Preview features in Cloudera Data Warehouse on Public Cloud
This release of the Cloudera Data Warehouse (CDW) service on CDP Public Cloud introduces this technical preview.
Enabling the Hive Virtual Warehouse to spill to an EBS volume (Preview)
To prevent failures when query data exceeds memory capacity, you spill data to an EBS volume. The data spills to the Amazon gp3 Elastic Block Store (EBS) volumes. You select the Additional LLAP Spill Disk (EBS) option when you create a Hive Virtual Warehouse. CDP automatically provisions the gp3 volume type for spilling Hive queries when you create or reactivate a Hive Virtual Warehouse on the latest CDW environment. For more information about EBS volumes, see Amazon documentation. Using the EBS volume incurs cost.
Improvements to the shared Hue service (Preview)
- Name change from Query Editor to Shared Hue Service in the left navigation pane in the CDW UI.
- Shared Hue service supports upgrade and rebuild operations similar to other CDW components.
- Added a one-time option to copy saved queries and query history while creating a shared Hue service instance.
For more information, see Deploying shared Hue service in Data Warehouse Public Cloud (Preview).
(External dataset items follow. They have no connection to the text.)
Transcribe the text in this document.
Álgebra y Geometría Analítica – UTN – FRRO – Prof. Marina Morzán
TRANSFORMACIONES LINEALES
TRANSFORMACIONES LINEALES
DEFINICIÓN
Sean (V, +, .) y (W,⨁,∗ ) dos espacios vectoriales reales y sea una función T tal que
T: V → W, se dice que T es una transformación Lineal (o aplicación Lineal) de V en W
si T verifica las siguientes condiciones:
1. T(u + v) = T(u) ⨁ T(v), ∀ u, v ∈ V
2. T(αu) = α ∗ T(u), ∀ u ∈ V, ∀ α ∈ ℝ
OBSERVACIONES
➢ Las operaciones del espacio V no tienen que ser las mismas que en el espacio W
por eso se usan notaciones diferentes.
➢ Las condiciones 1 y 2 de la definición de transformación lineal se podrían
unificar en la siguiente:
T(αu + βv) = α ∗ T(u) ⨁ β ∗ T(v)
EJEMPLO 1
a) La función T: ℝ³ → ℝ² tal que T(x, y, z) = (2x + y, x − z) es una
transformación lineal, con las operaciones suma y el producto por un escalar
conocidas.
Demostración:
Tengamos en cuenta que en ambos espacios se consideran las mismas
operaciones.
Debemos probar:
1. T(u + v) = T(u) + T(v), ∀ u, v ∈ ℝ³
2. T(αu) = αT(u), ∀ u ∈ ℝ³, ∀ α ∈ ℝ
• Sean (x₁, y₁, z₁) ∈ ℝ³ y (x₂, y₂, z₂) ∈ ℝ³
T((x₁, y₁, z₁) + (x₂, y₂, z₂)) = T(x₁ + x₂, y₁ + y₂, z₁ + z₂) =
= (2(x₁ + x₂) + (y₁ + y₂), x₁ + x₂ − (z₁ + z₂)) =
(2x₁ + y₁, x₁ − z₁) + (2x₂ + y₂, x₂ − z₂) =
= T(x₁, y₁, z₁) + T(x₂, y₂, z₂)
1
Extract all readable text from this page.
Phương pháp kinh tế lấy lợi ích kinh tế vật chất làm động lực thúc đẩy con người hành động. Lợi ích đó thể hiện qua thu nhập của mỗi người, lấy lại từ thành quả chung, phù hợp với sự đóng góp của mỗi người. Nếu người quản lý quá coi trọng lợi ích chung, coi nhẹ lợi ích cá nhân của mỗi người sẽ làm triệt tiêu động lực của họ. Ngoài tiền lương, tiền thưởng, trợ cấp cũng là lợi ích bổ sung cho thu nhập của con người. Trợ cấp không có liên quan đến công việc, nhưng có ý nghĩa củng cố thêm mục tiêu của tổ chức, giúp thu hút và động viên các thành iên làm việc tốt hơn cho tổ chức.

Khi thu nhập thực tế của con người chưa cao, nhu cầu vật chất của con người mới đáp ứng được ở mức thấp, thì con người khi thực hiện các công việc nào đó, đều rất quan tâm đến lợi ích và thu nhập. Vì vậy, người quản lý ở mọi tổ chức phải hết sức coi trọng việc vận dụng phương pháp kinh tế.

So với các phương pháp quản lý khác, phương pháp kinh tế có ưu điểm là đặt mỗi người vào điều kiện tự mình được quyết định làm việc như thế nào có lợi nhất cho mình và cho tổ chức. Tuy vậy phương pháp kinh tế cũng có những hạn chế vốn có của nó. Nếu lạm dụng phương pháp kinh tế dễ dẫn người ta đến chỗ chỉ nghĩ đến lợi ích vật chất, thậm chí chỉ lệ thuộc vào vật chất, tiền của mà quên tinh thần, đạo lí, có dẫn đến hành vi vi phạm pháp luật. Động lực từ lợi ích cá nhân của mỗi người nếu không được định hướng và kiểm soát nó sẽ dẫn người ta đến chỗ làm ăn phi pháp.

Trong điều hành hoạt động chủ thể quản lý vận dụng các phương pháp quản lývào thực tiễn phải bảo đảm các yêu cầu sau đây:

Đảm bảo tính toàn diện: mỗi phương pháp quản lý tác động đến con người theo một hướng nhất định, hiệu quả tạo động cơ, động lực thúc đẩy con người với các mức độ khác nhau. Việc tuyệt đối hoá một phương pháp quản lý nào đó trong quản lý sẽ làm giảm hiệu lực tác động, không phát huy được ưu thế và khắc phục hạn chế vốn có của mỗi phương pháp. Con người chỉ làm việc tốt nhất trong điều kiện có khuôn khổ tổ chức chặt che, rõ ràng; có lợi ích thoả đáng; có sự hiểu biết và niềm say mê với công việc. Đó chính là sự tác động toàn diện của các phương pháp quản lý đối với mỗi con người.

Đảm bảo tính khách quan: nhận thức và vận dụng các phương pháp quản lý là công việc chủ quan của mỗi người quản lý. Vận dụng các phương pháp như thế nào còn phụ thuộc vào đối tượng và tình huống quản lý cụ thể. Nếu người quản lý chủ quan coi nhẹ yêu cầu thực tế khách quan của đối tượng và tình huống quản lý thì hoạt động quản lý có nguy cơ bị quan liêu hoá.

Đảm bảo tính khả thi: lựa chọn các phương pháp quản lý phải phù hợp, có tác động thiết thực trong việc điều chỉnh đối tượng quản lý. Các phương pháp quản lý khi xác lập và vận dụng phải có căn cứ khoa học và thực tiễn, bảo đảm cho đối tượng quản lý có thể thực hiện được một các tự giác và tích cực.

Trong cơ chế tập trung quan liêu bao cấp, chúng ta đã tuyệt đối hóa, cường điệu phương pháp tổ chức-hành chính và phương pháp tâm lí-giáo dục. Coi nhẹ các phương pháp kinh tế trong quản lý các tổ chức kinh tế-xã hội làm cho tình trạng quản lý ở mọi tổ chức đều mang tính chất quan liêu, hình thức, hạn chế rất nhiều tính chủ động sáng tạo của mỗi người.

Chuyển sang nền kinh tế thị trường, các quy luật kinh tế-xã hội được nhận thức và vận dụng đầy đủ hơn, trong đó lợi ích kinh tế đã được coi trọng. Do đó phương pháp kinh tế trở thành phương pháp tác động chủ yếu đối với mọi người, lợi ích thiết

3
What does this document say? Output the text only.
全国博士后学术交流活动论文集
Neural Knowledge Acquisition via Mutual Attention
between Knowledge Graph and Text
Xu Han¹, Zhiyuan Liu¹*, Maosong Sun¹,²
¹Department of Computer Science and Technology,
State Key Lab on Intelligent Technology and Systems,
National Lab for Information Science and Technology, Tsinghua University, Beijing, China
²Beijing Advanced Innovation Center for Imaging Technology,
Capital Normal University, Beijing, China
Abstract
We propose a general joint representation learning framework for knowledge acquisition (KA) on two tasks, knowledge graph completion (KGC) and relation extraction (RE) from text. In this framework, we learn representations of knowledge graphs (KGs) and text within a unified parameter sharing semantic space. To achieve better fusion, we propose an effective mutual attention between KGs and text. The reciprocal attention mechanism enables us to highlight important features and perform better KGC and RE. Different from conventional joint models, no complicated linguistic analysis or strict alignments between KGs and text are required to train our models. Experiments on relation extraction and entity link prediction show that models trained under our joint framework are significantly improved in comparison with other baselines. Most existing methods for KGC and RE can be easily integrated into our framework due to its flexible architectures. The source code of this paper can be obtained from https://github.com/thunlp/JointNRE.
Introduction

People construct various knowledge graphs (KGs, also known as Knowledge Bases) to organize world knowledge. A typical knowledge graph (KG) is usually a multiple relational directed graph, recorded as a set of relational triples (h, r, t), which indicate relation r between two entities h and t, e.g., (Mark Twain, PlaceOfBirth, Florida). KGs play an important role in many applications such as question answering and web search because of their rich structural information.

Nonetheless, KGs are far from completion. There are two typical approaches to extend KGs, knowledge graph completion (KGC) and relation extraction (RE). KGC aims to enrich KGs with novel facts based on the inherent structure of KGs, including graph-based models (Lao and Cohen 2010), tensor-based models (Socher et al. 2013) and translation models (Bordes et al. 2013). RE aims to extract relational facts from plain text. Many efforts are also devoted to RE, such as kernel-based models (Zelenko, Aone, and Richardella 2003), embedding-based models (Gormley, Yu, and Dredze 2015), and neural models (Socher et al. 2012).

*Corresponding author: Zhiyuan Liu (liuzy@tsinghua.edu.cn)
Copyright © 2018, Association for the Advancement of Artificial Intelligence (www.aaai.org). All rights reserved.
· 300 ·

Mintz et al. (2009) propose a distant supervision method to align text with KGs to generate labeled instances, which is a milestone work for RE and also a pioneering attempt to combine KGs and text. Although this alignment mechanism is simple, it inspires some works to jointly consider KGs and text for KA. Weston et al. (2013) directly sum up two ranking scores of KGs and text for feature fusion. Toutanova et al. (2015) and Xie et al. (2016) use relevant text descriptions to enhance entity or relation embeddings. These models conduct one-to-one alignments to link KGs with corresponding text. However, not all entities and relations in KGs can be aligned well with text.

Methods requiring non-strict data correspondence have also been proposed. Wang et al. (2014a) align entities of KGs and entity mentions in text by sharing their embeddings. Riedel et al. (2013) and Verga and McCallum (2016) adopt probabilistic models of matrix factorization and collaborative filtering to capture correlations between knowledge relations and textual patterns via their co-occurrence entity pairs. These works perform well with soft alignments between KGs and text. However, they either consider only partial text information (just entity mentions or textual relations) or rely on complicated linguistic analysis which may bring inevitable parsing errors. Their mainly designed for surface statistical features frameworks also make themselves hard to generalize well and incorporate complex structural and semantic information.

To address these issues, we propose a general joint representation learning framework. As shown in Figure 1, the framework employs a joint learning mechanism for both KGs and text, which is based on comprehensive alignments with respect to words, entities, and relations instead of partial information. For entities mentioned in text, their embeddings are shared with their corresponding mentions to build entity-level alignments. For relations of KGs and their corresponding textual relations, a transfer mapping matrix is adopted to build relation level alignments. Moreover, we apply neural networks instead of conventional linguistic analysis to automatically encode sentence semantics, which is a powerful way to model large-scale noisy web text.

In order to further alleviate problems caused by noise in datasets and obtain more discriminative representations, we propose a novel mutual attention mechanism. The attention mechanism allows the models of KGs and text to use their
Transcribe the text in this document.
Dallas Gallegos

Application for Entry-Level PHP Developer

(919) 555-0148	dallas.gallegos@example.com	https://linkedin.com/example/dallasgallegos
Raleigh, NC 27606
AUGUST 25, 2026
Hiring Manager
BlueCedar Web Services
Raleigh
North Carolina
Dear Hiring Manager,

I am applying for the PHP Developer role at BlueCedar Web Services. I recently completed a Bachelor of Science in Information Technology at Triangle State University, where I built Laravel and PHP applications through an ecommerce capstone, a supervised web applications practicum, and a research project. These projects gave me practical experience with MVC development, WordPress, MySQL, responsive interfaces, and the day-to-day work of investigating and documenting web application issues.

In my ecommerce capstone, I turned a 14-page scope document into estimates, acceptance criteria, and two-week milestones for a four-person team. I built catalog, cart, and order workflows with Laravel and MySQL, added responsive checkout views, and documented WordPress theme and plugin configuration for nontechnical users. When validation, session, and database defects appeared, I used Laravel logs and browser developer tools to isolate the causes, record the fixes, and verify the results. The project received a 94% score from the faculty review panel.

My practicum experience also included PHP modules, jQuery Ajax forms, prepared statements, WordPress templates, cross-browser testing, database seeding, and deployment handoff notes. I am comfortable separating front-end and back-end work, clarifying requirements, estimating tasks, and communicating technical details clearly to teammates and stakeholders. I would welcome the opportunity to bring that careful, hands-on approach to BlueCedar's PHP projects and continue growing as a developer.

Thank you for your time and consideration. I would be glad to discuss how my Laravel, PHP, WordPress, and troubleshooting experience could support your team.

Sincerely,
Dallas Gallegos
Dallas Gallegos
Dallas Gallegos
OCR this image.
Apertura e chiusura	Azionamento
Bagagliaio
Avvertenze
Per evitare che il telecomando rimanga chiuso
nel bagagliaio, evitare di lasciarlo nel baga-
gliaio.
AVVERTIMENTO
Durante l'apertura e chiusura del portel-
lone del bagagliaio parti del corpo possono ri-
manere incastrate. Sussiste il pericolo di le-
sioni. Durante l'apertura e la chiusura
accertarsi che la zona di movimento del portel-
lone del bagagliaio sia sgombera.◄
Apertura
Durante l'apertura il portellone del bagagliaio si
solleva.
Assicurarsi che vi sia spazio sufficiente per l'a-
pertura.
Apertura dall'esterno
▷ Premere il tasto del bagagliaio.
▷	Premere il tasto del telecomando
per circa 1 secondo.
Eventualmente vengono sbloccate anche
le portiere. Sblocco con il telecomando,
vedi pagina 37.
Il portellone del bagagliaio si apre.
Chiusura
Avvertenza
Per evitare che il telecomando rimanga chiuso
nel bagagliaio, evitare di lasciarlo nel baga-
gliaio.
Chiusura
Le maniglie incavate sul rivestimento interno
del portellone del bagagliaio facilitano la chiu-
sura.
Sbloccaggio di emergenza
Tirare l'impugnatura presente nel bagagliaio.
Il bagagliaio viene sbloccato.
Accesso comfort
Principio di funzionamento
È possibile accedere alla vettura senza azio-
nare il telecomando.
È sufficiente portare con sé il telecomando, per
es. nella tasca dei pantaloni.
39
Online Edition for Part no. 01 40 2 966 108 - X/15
Ability to log and manage Impala workloads (Preview)
CDW provides you the option to enable logging Impala queries on an existing Virtual Warehouse or while creating a new Impala Virtual Warehouse. By logging the Impala queries in Cloudera Data Warehouse (CDW), you gain increased observability of the workloads running on Impala, which you can use to improve the performance of your Impala Virtual Warehouses.
This feature represents a significant enhancement to query profiling capabilities. You can
have Impala archive crucial data from each query's profile into dedicated database tables known
as the query history table and live query table. These tables are part of the
sys
database and are designed to store valuable information that can later be
queried using any Impala client, providing a consolidated view of reports from previously
executed queries.
For more information, see Impala workload management in Data Warehouse Public Cloud (Preview).
Introducing AI-enhanced UDF development package in Impala (Preview)
- A built-in AI function,
ai_generate_text
, enabling direct access to Large Language Models (LLMs) from SQL queries by inputting a prompt and retrieving the response. - This integration into existing workflows simplifies the process, reducing complexity and enhancing the user experience, allowing for quicker setup and deployment of UDFs in Impala.
For more information, see Advantages and use cases of Impala AI functions (Preview).
Support for Impala external JDBC data sources (Preview)
Apache Impala now supports reading from external JDBC data sources. An external JDBC table represents a table or a view in a remote RDBMS database or another Impala cluster. Using external JDBC tables, you can connect Impala to a database, such as MySQL, PostgreSQL, or another Impala cluster and read the data in the remote tables.
For more information, see Using Impala to query external JDBC data sources (Preview).
AWS environment permissions support for the EKS start/stop feature (Preview)
- rds:StartDBInstance
- rds:StopDBInstance
- rds:DescribeDBInstances
- autoscaling:DescribeAutoScalingGroups
Ability to select an instance type for Virtual Warehouses (Preview)
You can now specify AWS or Azure instance types, such as r6id.4xlarge or Standard_E16_v3, that you want to use for your Virtual Warehouse while creating a Virtual Warehouse. You are no longer confined to use the instance types that were specified while activating the environment in CDW. See Creating a Virtual Warehouse with ARM compute instance types using CDP CLI.
Impala support for reading Iceberg equality deletes for NiFi (Preview)
Cloudera supports row-level deletes, and starting with this release you can read equality deletes from Impala with suport added for Apache NiFi. See the Delete data feature.